11 may 2011

En el laberinto de espejos




Los cristales, como los obstáculos de la vida, sólo existen dentro de nosotros. Si nosotros queremos, ellos nos abrirán paso.

Me ves correr, me ves bailar.
Tus ojos brillan al mirar y un sol te quema.

Me ves llorar, me ves temblar. Te vas entre cristales.
Caigo, se rompe un día de pasos que pesan.

Luces, espejos, destellos infernales y un estrecho pasillo.

Oscuro, todo está oscuro.

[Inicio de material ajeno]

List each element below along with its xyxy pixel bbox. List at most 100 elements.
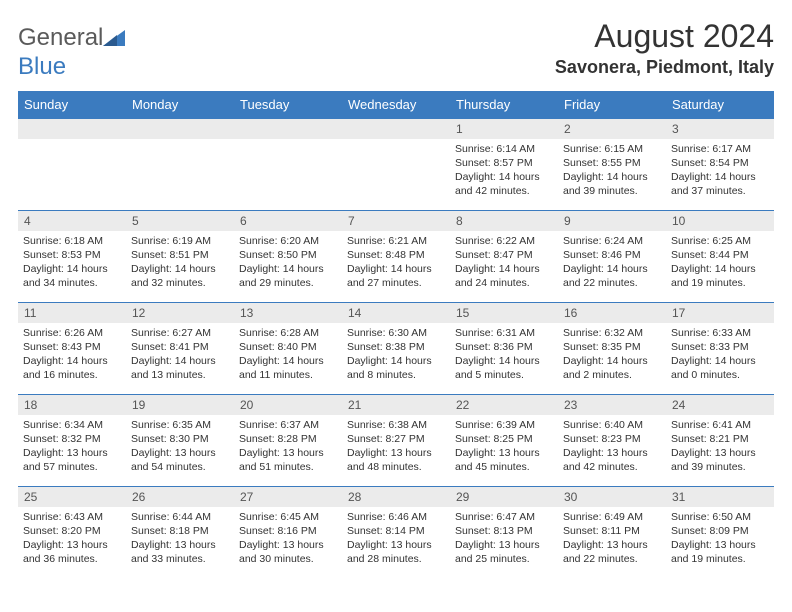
- sunrise-line: Sunrise: 6:34 AM: [23, 418, 121, 432]
- day-details: Sunrise: 6:41 AMSunset: 8:21 PMDaylight:…: [666, 415, 774, 478]
- sunrise-line: Sunrise: 6:40 AM: [563, 418, 661, 432]
- day-number: 8: [450, 211, 558, 231]
- daylight-line: Daylight: 14 hours and 34 minutes.: [23, 262, 121, 290]
- day-number: 27: [234, 487, 342, 507]
- daylight-line: Daylight: 13 hours and 51 minutes.: [239, 446, 337, 474]
- day-cell: [342, 118, 450, 210]
- day-number: 14: [342, 303, 450, 323]
- day-cell: 27Sunrise: 6:45 AMSunset: 8:16 PMDayligh…: [234, 486, 342, 578]
- day-header: Saturday: [666, 91, 774, 119]
- sunset-line: Sunset: 8:33 PM: [671, 340, 769, 354]
- daylight-line: Daylight: 13 hours and 25 minutes.: [455, 538, 553, 566]
- day-details: Sunrise: 6:35 AMSunset: 8:30 PMDaylight:…: [126, 415, 234, 478]
- sunset-line: Sunset: 8:55 PM: [563, 156, 661, 170]
- sunset-line: Sunset: 8:27 PM: [347, 432, 445, 446]
- day-cell: 19Sunrise: 6:35 AMSunset: 8:30 PMDayligh…: [126, 394, 234, 486]
- day-details: Sunrise: 6:33 AMSunset: 8:33 PMDaylight:…: [666, 323, 774, 386]
- header: GeneralBlue August 2024 Savonera, Piedmo…: [18, 18, 774, 81]
- daylight-line: Daylight: 13 hours and 57 minutes.: [23, 446, 121, 474]
- sunset-line: Sunset: 8:13 PM: [455, 524, 553, 538]
- day-details: Sunrise: 6:45 AMSunset: 8:16 PMDaylight:…: [234, 507, 342, 570]
- sunrise-line: Sunrise: 6:50 AM: [671, 510, 769, 524]
- daylight-line: Daylight: 13 hours and 45 minutes.: [455, 446, 553, 474]
- sunrise-line: Sunrise: 6:25 AM: [671, 234, 769, 248]
- logo-text: GeneralBlue: [18, 24, 125, 81]
- day-details: Sunrise: 6:32 AMSunset: 8:35 PMDaylight:…: [558, 323, 666, 386]
- day-number: 11: [18, 303, 126, 323]
- empty-day: [234, 119, 342, 139]
- day-cell: 10Sunrise: 6:25 AMSunset: 8:44 PMDayligh…: [666, 210, 774, 302]
- sunset-line: Sunset: 8:09 PM: [671, 524, 769, 538]
- day-header: Monday: [126, 91, 234, 119]
- daylight-line: Daylight: 14 hours and 42 minutes.: [455, 170, 553, 198]
- sunrise-line: Sunrise: 6:45 AM: [239, 510, 337, 524]
- sunrise-line: Sunrise: 6:17 AM: [671, 142, 769, 156]
- day-header: Friday: [558, 91, 666, 119]
- day-details: Sunrise: 6:39 AMSunset: 8:25 PMDaylight:…: [450, 415, 558, 478]
- day-details: Sunrise: 6:27 AMSunset: 8:41 PMDaylight:…: [126, 323, 234, 386]
- sunrise-line: Sunrise: 6:39 AM: [455, 418, 553, 432]
- day-number: 31: [666, 487, 774, 507]
- day-cell: 8Sunrise: 6:22 AMSunset: 8:47 PMDaylight…: [450, 210, 558, 302]
- day-number: 15: [450, 303, 558, 323]
- day-cell: 28Sunrise: 6:46 AMSunset: 8:14 PMDayligh…: [342, 486, 450, 578]
- day-number: 23: [558, 395, 666, 415]
- daylight-line: Daylight: 13 hours and 54 minutes.: [131, 446, 229, 474]
- day-number: 13: [234, 303, 342, 323]
- sunrise-line: Sunrise: 6:38 AM: [347, 418, 445, 432]
- calendar-page: GeneralBlue August 2024 Savonera, Piedmo…: [0, 0, 792, 578]
- day-details: Sunrise: 6:17 AMSunset: 8:54 PMDaylight:…: [666, 139, 774, 202]
- sunrise-line: Sunrise: 6:27 AM: [131, 326, 229, 340]
- sunset-line: Sunset: 8:48 PM: [347, 248, 445, 262]
- sunset-line: Sunset: 8:28 PM: [239, 432, 337, 446]
- day-number: 24: [666, 395, 774, 415]
- day-details: Sunrise: 6:18 AMSunset: 8:53 PMDaylight:…: [18, 231, 126, 294]
- day-cell: 17Sunrise: 6:33 AMSunset: 8:33 PMDayligh…: [666, 302, 774, 394]
- day-details: Sunrise: 6:28 AMSunset: 8:40 PMDaylight:…: [234, 323, 342, 386]
- sunrise-line: Sunrise: 6:47 AM: [455, 510, 553, 524]
- calendar-table: SundayMondayTuesdayWednesdayThursdayFrid…: [18, 91, 774, 579]
- day-details: Sunrise: 6:24 AMSunset: 8:46 PMDaylight:…: [558, 231, 666, 294]
- day-number: 4: [18, 211, 126, 231]
- day-cell: 29Sunrise: 6:47 AMSunset: 8:13 PMDayligh…: [450, 486, 558, 578]
- day-details: Sunrise: 6:19 AMSunset: 8:51 PMDaylight:…: [126, 231, 234, 294]
- day-details: Sunrise: 6:50 AMSunset: 8:09 PMDaylight:…: [666, 507, 774, 570]
- day-cell: 14Sunrise: 6:30 AMSunset: 8:38 PMDayligh…: [342, 302, 450, 394]
- daylight-line: Daylight: 13 hours and 39 minutes.: [671, 446, 769, 474]
- sunrise-line: Sunrise: 6:43 AM: [23, 510, 121, 524]
- sunrise-line: Sunrise: 6:32 AM: [563, 326, 661, 340]
- daylight-line: Daylight: 14 hours and 13 minutes.: [131, 354, 229, 382]
- sunrise-line: Sunrise: 6:28 AM: [239, 326, 337, 340]
- day-details: Sunrise: 6:34 AMSunset: 8:32 PMDaylight:…: [18, 415, 126, 478]
- day-cell: 21Sunrise: 6:38 AMSunset: 8:27 PMDayligh…: [342, 394, 450, 486]
- day-number: 18: [18, 395, 126, 415]
- daylight-line: Daylight: 14 hours and 32 minutes.: [131, 262, 229, 290]
- sunset-line: Sunset: 8:53 PM: [23, 248, 121, 262]
- day-details: Sunrise: 6:22 AMSunset: 8:47 PMDaylight:…: [450, 231, 558, 294]
- daylight-line: Daylight: 14 hours and 8 minutes.: [347, 354, 445, 382]
- sunset-line: Sunset: 8:38 PM: [347, 340, 445, 354]
- daylight-line: Daylight: 14 hours and 29 minutes.: [239, 262, 337, 290]
- sunset-line: Sunset: 8:36 PM: [455, 340, 553, 354]
- day-number: 20: [234, 395, 342, 415]
- daylight-line: Daylight: 13 hours and 30 minutes.: [239, 538, 337, 566]
- day-number: 1: [450, 119, 558, 139]
- daylight-line: Daylight: 13 hours and 19 minutes.: [671, 538, 769, 566]
- day-number: 28: [342, 487, 450, 507]
- daylight-line: Daylight: 14 hours and 11 minutes.: [239, 354, 337, 382]
- day-cell: 31Sunrise: 6:50 AMSunset: 8:09 PMDayligh…: [666, 486, 774, 578]
- day-cell: 5Sunrise: 6:19 AMSunset: 8:51 PMDaylight…: [126, 210, 234, 302]
- sunset-line: Sunset: 8:50 PM: [239, 248, 337, 262]
- daylight-line: Daylight: 14 hours and 2 minutes.: [563, 354, 661, 382]
- day-number: 3: [666, 119, 774, 139]
- empty-day: [342, 119, 450, 139]
- sunset-line: Sunset: 8:16 PM: [239, 524, 337, 538]
- sunset-line: Sunset: 8:57 PM: [455, 156, 553, 170]
- day-cell: 7Sunrise: 6:21 AMSunset: 8:48 PMDaylight…: [342, 210, 450, 302]
- daylight-line: Daylight: 14 hours and 37 minutes.: [671, 170, 769, 198]
- day-number: 10: [666, 211, 774, 231]
- day-cell: 24Sunrise: 6:41 AMSunset: 8:21 PMDayligh…: [666, 394, 774, 486]
- day-details: Sunrise: 6:30 AMSunset: 8:38 PMDaylight:…: [342, 323, 450, 386]
- day-cell: 2Sunrise: 6:15 AMSunset: 8:55 PMDaylight…: [558, 118, 666, 210]
- day-number: 7: [342, 211, 450, 231]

Un laberinto transparente me rodea y me hace tropezar. Lo intento, pero no puedo. Camino, vuelvo al suelo y no logro avanzar. No dejo de dar vueltas en el mismo sentido. El mismo viaje. Ninguna puerta.

Me siento en el suelo, lloro. Los tétricos vidrios me observan cuales vigilantes fijos. A lo lejos me hago pequeña, me rompo, me trizo. Todos mis lados se encogen, se deshacen en el infinito. Pasan las horas; pasa el horror con sus gritos.

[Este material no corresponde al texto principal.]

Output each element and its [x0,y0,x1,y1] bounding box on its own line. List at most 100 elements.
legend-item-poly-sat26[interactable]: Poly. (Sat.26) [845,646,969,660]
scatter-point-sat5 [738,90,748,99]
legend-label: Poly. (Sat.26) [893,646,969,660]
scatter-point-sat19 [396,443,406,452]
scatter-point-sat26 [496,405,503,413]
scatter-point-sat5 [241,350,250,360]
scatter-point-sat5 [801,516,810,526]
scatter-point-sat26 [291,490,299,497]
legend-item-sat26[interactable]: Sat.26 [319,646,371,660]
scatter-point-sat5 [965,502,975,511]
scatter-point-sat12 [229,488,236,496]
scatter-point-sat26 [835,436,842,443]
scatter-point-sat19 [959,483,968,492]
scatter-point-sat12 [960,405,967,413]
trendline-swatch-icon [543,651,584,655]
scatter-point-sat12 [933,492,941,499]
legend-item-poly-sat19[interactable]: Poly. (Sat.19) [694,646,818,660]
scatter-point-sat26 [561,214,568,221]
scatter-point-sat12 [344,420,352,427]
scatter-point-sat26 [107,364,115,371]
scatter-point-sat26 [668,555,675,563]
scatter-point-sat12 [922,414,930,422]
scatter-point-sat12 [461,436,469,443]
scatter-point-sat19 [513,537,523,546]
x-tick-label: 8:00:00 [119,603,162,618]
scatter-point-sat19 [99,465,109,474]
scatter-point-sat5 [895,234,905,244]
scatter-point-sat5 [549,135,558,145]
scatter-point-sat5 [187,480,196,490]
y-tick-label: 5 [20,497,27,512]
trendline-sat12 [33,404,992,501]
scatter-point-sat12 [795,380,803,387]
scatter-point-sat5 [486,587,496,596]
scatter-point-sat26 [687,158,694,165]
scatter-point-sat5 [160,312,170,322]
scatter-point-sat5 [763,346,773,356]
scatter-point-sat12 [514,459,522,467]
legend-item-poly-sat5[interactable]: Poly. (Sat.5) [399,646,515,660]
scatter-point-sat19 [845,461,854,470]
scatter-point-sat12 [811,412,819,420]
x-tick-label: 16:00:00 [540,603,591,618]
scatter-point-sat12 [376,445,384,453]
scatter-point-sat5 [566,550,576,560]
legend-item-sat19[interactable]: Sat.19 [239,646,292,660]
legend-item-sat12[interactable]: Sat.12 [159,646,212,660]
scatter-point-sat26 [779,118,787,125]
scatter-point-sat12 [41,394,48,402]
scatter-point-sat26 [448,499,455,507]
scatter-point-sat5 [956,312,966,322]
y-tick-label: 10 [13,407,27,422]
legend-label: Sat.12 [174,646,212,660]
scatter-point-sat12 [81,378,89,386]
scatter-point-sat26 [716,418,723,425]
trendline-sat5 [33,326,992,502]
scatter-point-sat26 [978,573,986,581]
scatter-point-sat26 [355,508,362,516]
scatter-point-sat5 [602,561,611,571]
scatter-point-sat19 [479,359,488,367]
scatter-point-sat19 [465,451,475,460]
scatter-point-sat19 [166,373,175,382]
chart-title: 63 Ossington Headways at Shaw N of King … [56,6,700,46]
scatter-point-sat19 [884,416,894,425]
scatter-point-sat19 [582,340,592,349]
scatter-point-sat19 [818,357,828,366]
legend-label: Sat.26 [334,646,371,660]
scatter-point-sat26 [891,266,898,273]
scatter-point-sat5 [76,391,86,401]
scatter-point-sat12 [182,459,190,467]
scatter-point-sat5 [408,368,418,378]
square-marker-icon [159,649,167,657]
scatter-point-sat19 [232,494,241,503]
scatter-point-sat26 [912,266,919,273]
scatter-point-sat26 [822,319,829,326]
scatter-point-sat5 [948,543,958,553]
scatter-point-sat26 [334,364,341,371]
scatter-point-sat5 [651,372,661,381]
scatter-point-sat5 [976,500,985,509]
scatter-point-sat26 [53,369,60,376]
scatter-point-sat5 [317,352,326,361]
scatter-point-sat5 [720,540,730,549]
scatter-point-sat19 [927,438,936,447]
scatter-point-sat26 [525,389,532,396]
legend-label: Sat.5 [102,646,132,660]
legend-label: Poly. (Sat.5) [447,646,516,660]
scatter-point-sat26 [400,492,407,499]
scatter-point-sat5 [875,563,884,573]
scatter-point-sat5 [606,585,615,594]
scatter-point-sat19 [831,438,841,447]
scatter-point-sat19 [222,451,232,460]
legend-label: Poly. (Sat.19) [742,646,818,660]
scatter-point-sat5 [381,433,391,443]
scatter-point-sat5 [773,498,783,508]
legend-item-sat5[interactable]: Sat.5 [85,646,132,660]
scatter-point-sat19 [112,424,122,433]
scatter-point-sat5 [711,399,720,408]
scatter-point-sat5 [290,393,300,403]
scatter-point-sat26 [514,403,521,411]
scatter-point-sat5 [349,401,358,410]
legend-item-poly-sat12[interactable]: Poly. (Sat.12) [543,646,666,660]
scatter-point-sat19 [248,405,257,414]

Una sombra se acerca y la sigo. Una sombra dice que vaya, que tiene frío: "Ven, y nos arroparemos los dos. Te dormirás en tu hueco, tendrás abrigo en tu nido". Pero todo está oscuro, muy oscuro. Me golpeo contra mi propio reflejo y esa imagen asustada de mí misma parece haberse ido. Me pongo en pie, estiro los brazos.

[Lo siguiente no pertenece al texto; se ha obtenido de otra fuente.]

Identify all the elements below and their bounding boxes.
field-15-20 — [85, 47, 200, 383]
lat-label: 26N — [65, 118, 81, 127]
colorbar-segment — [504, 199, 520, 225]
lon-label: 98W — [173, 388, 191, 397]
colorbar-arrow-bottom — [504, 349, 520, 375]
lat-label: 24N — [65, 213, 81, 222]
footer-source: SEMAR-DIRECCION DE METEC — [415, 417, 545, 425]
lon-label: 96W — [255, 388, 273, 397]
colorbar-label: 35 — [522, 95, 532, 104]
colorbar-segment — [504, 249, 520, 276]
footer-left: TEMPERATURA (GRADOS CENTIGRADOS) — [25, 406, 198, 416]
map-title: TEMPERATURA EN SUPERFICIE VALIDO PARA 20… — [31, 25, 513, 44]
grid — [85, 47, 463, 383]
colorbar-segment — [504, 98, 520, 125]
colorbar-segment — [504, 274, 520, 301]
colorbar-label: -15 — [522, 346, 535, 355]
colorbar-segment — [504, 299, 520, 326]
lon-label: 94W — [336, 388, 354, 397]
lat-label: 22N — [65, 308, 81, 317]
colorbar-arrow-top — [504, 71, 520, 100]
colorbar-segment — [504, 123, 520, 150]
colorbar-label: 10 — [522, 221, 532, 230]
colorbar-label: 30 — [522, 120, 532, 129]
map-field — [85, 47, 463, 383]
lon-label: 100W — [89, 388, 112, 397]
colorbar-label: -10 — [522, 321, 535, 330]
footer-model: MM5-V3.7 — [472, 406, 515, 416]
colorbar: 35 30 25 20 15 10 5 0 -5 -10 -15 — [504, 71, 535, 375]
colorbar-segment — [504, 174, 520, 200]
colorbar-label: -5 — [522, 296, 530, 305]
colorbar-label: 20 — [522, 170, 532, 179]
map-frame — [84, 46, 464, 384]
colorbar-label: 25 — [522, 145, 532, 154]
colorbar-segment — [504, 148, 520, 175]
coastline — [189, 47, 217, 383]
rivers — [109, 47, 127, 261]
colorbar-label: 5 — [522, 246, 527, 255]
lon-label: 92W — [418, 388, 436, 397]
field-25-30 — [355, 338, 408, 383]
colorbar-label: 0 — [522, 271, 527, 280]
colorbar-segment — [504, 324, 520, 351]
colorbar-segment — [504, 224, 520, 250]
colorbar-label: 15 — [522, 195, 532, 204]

Doy un paso, dos, tres. El último espejo me regala lo que sé: estás muy cerca, aunque te vea tan lejos. Doy un paso, dos, tres. Tus manos regresan, me acogen con sed. Damos los últimos pasos y nos vamos. El miedo también.

Nunca tuve el valor de enfrentarme a las trampas del laberinto en el que se enreda mi vida. Nunca quise luchar contra mi esfera perfecta, contra la posibilidad de perder mi camino de regreso. Nunca pude evitar esa sensación de ahogo, ni esas ganas de escapar pidiendo auxilio.

Tus manos. Tus manos son mi llave y son la puerta que siempre se espera cruzar. Las manos de un amigo al que se ama, de un amante al que se anhela. Las manos que me ayudan a avanzar.